Makanya, tidak ada kata terlambat untuk mulai mencintai realita- sepanjang apapun rihlah mimpi pernah ditempuh. Paling tidak Malik bin Nabi telah membuktikan itu. Tidak seperti Akkad yang miskin pengalaman patah mimpi, Benabi sudah terlatih patah mimpi hingga gagal menjadi kebal baginya. Aljazair-negerinya- telah berkali- kali mematahkan mimpinya. Makanya di sela jendela, saat kapalnya beranjak meninggalkan Aljazair menuju Perancis, Benabi latah menyebut tanah airnya itu sebagai negeri durhaka.
Ternyata sesampainya di Perancis, kondisinya tidak jauh berbeda. Benabi Sempat hampir terjerumus dalam benci, ketika keinginannya mengeyam pendidikan tinggi di Oriental Institut Perancis harus pupus tanpa kejelasan. Namun, karena terlatih patah mimpi, ia jadi belajar untuk mencintai realita, kemudian menggembangkan filosofinya. Ia terima ketidakberdayaannya mewujudkan cita- citanya, mencari kembali arah- arah baru, hingga berhasil menemukan dirinya.
Masuk ke salah satu Institut Tekhnik Elektro di Paris, Benabi mencoba peruntungan. Awalnya setengah hati belajar, sudah barang tentu, cita-citanya memang dari awal ingin menjadi pemikir, tak pernah terbayang kelak menjadi teknokrat. Namun urung disangka, ternyata ia malah jatuh hati dengan sekolahnya itu.
Setelah meresapi lebih lanjut hikmah keberadaannya di sana, ia malah merasa beruntung bisa bersentuhan langsung dengan kunci kemajuan peradaban Barat. Bahkan, saat di bengkel, kata Benabi, ia merasa menemukan sisi lain dari Islam yang tidak pernah ia temukan sebelumnya. Baginya bengkel merupakan masjid baru- tempatnya beribadah menuntut ilmu.
Dengan belajar Tekhnik, Malik bin Nabi malah banyak menemukan inspirasi mematenkan sistematika logis kebangkitan peradaban Islam dalam teori- teorinya. Dengan mudahnya ia mengawinkan teori- teori Fisika ke sebentuk nasehat kepada du'at umat. kata Benabi di sela ta'limnya bersama para pemuda mensyarah materi perubahan energi:
"Sesungguhnya kewajiban seorang muslim terhadap masyarakatnya itu seperti sebuah Transducer (alat pengubah energi) yang dapat mengubah energi terpendam dalam Al- Qur'an kemudian menyalurkannya dalam jiwa setiap orang, juga masyarakat."[iii]
Kegagalan menjadi tidak berarti bagi mereka yang sudah terlatih patah mimpi.

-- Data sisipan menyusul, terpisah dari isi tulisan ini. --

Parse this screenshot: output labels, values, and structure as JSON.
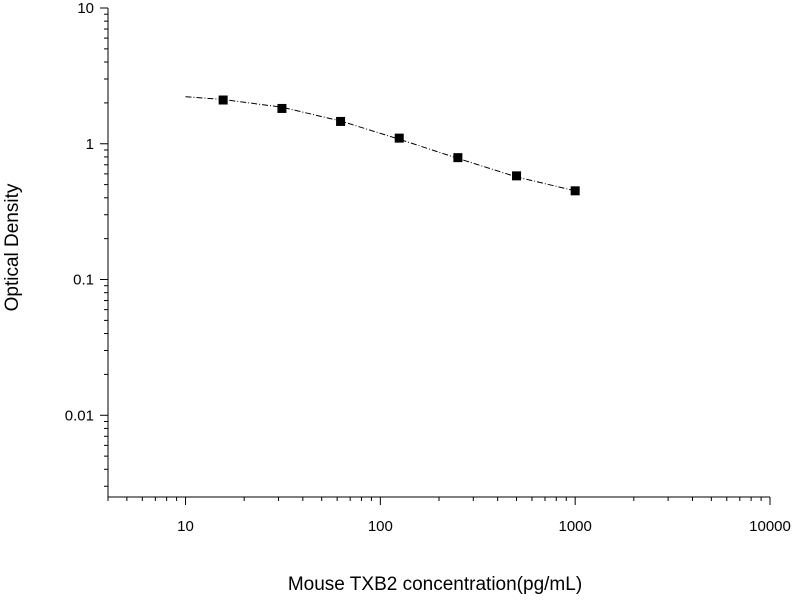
{
  "chart_data": {
    "type": "scatter",
    "title": "",
    "xlabel": "Mouse TXB2 concentration(pg/mL)",
    "ylabel": "Optical Density",
    "x_scale": "log",
    "y_scale": "log",
    "xlim": [
      4,
      10000
    ],
    "ylim": [
      0.0025,
      10
    ],
    "grid": false,
    "legend": "none",
    "x_tick_labels": [
      "10",
      "100",
      "1000",
      "10000"
    ],
    "x_tick_values": [
      10,
      100,
      1000,
      10000
    ],
    "y_tick_labels": [
      "0.01",
      "0.1",
      "1",
      "10"
    ],
    "y_tick_values": [
      0.01,
      0.1,
      1,
      10
    ],
    "series": [
      {
        "marker": "square",
        "color": "#000000",
        "x": [
          15.6,
          31.25,
          62.5,
          125,
          250,
          500,
          1000
        ],
        "y": [
          2.1,
          1.82,
          1.46,
          1.1,
          0.79,
          0.58,
          0.45
        ]
      }
    ],
    "fit_curve": {
      "style": "dashed",
      "color": "#000000",
      "x": [
        10,
        15.6,
        31.25,
        62.5,
        125,
        250,
        500,
        1000
      ],
      "y": [
        2.22,
        2.12,
        1.86,
        1.47,
        1.08,
        0.78,
        0.57,
        0.45
      ]
    }
  }
}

Mimpi adalah filosofi. Filosofi adalah perjalanan. Perjalanan tidak selamanya tentang menyusuri indahnya sunset di bibir pantai. Kadang ada kemacetan yang memanggang emosi, sesama pengemudi yang tidak sabaran, bising bunyi klakson segala transportasi. Perjalanan pemimpi, tidak pernah semudah membalik telapak tangan. Â Â
Bagi mereka yang telah terlatih patah mimpi, kebenaran dan kebatilan, kegagalan dan keberhasilan, susah dan senang, semuanya seperti benang hitam dan putih yang jadi satu jalinan. Bagi mereka, itu semua menjadi ihwal yang biasa. Dualisme itu diciptakan agar manusia meyakini, bahwa segalanya tercipta berpasang- pasangan, namun Yang Esa tetaplah Tuhan. Dengan keyakinan itulah pemimpi dapat sepenuh hati mencintai realita perjalanannya, kemudian berhenti untuk memupuk filosofinya.
Jalan pulang bagi pemimpi memang tidaklah pernah ada, namun waktu untuk berhenti selalu ada pasti. Ada kalanya para petualang mimpi itu di suatu titik harus berhenti. Ketika tempat berteduh dirasa nyaman sesuai diri, segala destinasi mimpi tidaklah lagi berarti. Mulailah menaruh hati pada realita, sesuaikan filosofi pribadi dengannya. Waktunya menetap, memupuk filosofi, jangan terus berjalan, ada waktunya pemimpi berhenti. Kata Syed Naquib al- Attas: "hati- hati dengan pengembaraan tanpa henti."